Sunday, February 15, 2015

The Impact of Weight

I've been pretty lucky so far. Over the past 12 months, while rapidly ramping up my triathlon and ultramarathon training, I've managed to stay injury free. This despite increasing my running volume from around 25 miles per week in late October to a high of nearly 70 miles per week in early January, far too fast by most conventional wisdom. But I've often wondered how close I've been to an injury, and how much my relatively high running weight increases the risk of injury.

When I started training for my first sprint triathlon last July, my weight was around 205 pounds at six feet tall, well above the ideal triathlete and runner weight. I figured I'd lose quite a bit of weight moving from exclusively CrossFit and strength training and eating lots of calories to much more endurance work. And I did lose weight...for a little while. I dropped to about 195 within a few weeks, but have since stuck there despite increasing endurance volume training for a half iron distance triathlon and then ultramarathon. It's been a bit perplexing that the weight loss didn't continue.

That being said, I don't have any strong desire to lose weight. I'm happy with my current body composition and am carrying more muscle than I ever have in my life, aesthetically a nice thing and helpful when I have to pick up a heavy box. Yet, I do wonder how much less stress I'd put on my body at a lower weight. And at the Skydive Ultra, my biggest limiter was incredibly sore feet. The soles of my feet were in agony by mile 28, when I switched from fairly minimalist shoes to high cushion Altra Olympus. That helped some, but I still dealt with tremendous discomfort the rest of the day. This seems like it's almost certainly a function of weight.

I Have A Problem

Umm...yeah. That's a nutella bacon sandwich.
The thing is, I love to eat and I love some decadent foods. Yes, food is fuel, but food is also a joy in life. I'll forgo some of that joy, but not all of it. In fact, much of the reason I exercise regularly is to be able to enjoy some of those decadent foods with less worry. Simply put, I'm not giving up some food luxuries just to get to an ideal running and triathlon weight.

But I am willing to improve my eating. I don't need to eat decadent foods with every meal. I can certainly eat less or eat better. I've already started this by moving my breakfast to a calorie-packed, but very nutritious, smoothly instead of any old junk I can find before heading out the door.

Will It Make Me Faster?

Another thought I have when I consider weight is would losing 10-15 pounds make me faster? I'm not delusional. I'm not a competitive triathlete and runner, and I never will be. I do these things for fun and to see how far I can push myself and as an example of healthy living for my children and always with the specter of my father's far too early death after living a life free of exercise.
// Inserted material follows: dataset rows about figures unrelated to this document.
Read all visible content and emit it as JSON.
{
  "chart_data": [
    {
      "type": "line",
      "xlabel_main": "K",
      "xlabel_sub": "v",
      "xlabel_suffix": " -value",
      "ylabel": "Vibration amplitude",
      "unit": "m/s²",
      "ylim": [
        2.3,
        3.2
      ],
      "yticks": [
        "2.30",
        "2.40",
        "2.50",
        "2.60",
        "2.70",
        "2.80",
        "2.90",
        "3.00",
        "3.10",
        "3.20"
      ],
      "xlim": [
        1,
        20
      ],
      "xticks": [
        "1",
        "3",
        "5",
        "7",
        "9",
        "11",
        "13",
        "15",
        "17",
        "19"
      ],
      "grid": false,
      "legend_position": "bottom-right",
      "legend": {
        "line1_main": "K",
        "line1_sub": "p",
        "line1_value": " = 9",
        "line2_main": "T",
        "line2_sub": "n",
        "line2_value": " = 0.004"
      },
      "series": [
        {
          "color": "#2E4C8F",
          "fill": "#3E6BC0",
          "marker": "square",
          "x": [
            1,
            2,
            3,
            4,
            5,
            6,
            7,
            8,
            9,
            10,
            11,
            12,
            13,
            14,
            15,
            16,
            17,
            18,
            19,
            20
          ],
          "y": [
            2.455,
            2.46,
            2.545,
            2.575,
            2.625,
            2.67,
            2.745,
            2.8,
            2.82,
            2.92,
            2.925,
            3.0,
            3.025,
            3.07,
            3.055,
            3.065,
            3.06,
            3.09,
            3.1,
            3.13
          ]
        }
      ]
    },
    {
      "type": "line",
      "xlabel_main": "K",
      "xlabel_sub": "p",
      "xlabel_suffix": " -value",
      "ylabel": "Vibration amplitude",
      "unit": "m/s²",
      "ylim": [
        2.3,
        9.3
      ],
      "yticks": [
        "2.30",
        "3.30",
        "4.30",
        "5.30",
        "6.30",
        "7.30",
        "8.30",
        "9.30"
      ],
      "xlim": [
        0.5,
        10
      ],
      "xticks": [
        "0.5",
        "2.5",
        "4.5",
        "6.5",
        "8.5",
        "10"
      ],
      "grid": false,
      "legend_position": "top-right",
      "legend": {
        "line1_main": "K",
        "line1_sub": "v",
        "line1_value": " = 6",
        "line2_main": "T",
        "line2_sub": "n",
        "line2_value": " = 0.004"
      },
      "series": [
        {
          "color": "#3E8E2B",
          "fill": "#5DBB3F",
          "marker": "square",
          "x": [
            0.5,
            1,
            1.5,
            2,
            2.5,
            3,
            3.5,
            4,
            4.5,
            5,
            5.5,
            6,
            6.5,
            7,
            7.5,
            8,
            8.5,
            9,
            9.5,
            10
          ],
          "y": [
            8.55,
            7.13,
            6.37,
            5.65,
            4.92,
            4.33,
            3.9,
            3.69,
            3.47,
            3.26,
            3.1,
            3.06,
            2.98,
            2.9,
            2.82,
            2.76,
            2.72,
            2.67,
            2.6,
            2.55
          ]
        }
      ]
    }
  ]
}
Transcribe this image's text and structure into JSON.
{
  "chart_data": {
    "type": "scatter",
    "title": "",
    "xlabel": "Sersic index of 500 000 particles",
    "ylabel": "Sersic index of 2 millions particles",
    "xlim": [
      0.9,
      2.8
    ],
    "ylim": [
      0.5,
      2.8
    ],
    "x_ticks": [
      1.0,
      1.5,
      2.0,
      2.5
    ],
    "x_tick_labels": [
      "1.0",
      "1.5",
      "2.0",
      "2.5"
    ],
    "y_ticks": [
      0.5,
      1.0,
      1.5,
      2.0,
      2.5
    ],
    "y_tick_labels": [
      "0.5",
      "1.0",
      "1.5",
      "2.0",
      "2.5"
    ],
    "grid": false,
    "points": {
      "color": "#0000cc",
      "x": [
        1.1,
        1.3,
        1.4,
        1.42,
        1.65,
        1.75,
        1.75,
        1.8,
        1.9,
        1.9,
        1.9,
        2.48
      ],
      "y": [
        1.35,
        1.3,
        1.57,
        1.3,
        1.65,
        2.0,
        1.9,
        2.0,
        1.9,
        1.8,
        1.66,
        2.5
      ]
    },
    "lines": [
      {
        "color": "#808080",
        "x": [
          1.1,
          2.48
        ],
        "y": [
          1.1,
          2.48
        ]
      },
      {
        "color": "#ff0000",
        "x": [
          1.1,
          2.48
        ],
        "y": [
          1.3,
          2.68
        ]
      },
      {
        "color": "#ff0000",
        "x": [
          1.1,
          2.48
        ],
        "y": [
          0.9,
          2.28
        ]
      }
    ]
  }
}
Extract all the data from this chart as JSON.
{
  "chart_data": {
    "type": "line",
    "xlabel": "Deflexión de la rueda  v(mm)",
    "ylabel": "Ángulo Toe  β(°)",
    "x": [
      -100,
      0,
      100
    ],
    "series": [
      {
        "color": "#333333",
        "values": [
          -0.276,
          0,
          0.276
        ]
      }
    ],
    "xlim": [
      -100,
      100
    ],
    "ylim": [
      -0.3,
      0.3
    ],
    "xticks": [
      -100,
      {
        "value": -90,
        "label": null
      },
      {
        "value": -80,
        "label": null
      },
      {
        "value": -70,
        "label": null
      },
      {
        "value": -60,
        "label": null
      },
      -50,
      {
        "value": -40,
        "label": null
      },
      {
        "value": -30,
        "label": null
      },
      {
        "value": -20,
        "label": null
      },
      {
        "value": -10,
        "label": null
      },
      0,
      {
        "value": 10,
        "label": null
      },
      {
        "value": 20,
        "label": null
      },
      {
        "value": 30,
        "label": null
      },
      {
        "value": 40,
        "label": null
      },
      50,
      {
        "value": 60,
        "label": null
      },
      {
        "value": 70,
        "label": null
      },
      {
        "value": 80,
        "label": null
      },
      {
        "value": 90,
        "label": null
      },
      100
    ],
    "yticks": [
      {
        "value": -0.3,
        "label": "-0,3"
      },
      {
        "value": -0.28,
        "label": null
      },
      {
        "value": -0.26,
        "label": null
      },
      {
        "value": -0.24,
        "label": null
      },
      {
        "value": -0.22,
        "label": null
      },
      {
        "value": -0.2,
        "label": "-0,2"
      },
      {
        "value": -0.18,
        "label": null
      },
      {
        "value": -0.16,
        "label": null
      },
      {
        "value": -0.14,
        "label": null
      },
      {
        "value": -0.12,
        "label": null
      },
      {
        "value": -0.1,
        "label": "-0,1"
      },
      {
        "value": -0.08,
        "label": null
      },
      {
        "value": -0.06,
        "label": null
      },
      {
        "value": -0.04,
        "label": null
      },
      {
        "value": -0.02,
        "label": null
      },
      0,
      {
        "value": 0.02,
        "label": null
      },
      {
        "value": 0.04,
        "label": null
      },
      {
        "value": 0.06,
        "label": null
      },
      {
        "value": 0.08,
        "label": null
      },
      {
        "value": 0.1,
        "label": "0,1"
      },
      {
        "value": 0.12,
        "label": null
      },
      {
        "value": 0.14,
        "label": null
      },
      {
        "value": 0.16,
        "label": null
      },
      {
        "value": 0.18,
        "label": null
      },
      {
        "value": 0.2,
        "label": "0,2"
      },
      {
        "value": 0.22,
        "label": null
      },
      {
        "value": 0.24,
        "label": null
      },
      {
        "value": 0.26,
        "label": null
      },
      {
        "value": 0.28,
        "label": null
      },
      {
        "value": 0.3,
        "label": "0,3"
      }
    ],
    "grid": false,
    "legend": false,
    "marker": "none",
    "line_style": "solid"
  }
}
But being faster is fun and it is pushing myself a little farther. So I would like to be a bit faster. And I'm pretty sure some weight loss would definitely help my speed both in biking and running. It seems like a worthwhile goal, particularly if I am able to control the weight loss to be mostly fat loss and minimized muscle loss.

180 Pounds, Perhaps

So, I'm thinking the target is about 180 pounds. That's still well in excess of ideal racing weight, and I'm fine with that. Just those 10-15 pounds less being carried around for the thousands of miles I'll run and bike is almost certain to reduce my risk of injury, possibly significantly. Hopefully, that lower weight will allow my feet to be a little happier during ultra distance running. I will appreciate any small speed gains that weight loss brings. And I'll accept the bit of muscle and strength loss that comes with the reduced weight. Hopefully, those will be minimal if I keep up strength training and properly balance my nutrition.

Doing It On The Cheap

And this post really wouldn't be a Cheaply Seeking Fitness post if I didn't bring up the cost concern. Eating healthy can be expensive! For several months, my wife and I participated in a meal delivery service in order to try to eat healthier, but the cost was too much to swallow (and the food wasn't very good, either.) Since then, I do believe we've been eating relatively healthy, excluding a few indulgences such as Yasso Sea Salt Carmel bars and nutella bacon sandwiches and ordering sushi and thai food a bit too often. So, it seems just by cutting portion sizes slightly without any major changes to my diet otherwise will lead to both a bit of weight loss and saving a little money.

And it's time to get started. Nothing major, though. Just a little less on the plate at every meal. Perhaps drop a snack here or there. The tricky part is overcoming constant hunger. I'm always hungry when training. Even when I'm clearly eating at equilibrium, I feel hungry. I can only imagine how much hungrier I'll feel when at a small calorie deficit. It's time to find out.